Ethan Zuckerman sees the world in 140 characters. From the comfort of his living room couch, the director for MIT's Center for Civic Media is able to serendipitously scroll through his Twitter feed and read about the revolt in Bahrain, genocide trials in Guatemala, and sectarian clashes in central Myanmar.
Online tools have made it simple to learn about the world, even from his rural Lanesborough home.
"If we learn how to use the Internet correctly, it could be the most powerful tool we've ever known for increasing international connection and understanding," Zuckerman says.
Zuckerman is a principal research scientist with MIT studying the use of new media and he's started multiple ventures to bridge understanding between countries. He is one of the most popular Twitter users in Berkshire County with 26,762 followers, according to Twitaholic.
Those in Berkshire County who don't follow him on Twitter, though, are more likely to know him as a founding member of the early 1990s Internet startup Tripod, which allowed one to build a free Web page. Tripod would go on to be bought by Lycos.
For the last four years though, Zuckerman's been collecting research on his upcoming book, "Rewire: Digital Cosmopolitans in the Age of Connections," which will be released in June.
The book examines why the Internet failed to bring the world together as some anticipated.
Zuckerman's book research has shown that the U.S. and Britain, for example, are beneficiaries of a significant amount of media attention, while a significant portion of the world goes unacknowledged.
"The book is about [how] in the 1990s we talked about ideas to connect the world and make us all neighbors, and it would connect countries and other cultures and religions without barriers," Zuckerman said. "That has turned out not to be true, and it's worth looking at why it's turned out not to be true."
Inequalities in media attention first became evident to Zuckerman when he was in Ghana in 2000. He noticed U.S. newspapers were ignoring the emergence of stable democracies on the continent.
Twitter is a tool that can create better understand about the world for Zuckerman, although he knows most people don't use it in that way.
"Our attentions tend to be drawn to the people we already know and care about. We rarely take advantage of the powers the Internet gives us to connect with the unfamiliar and foreign."
Zuckerman follows more than 1,000 people, although he'd like to follow fewer, if only because this gives him a chance to concentrate and establish a Twitter user's context: "Who is this person? What do I think they are knowledgeable about? And how seriously I should take this and what are the biases?"
He has an emphasis on finding "bridge figures" who tweet about what he doesn't know.
His wife, Rachel Barenblat, who serves as the rabbi at the Congregation Beth Israel in North Adams, said she was encouraged to start blogging by her husband when she expressed an interest in learning more about Judaism and other religions. Her blog, "The Velveteen Rabbi" (named by Time magazine as one of the top 25 blogs in 2008), would lead her to explore her culture in a broad way.

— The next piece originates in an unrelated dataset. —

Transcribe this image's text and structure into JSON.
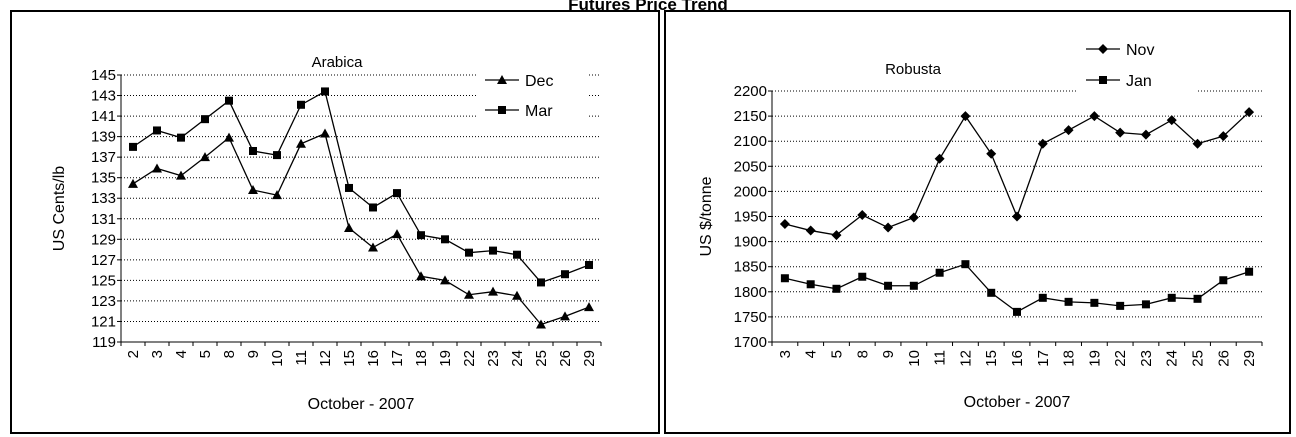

Through Twitter and new media, Barenblat said she's explored religions that bare similarities but also differences from what she knows.
"There is something wonderful and broadening seeing the similarities from two paths from the outset that look different," Barenblat said
Across the globe, Zuckerman said the Internet is being used in exciting ways. He described one Web developer who used a website called Mashada to overcome the fractious tribal culture in Kenya. In Africa, social media has been used to pressure companies to act in a more transparent matter, Zuckerman said.
There's a world of activity that routinely goes unnoticed.
"If we feel we don't know enough about China, there are ways that we can use the Internet to have a much richer and fuller understanding of what's going on there."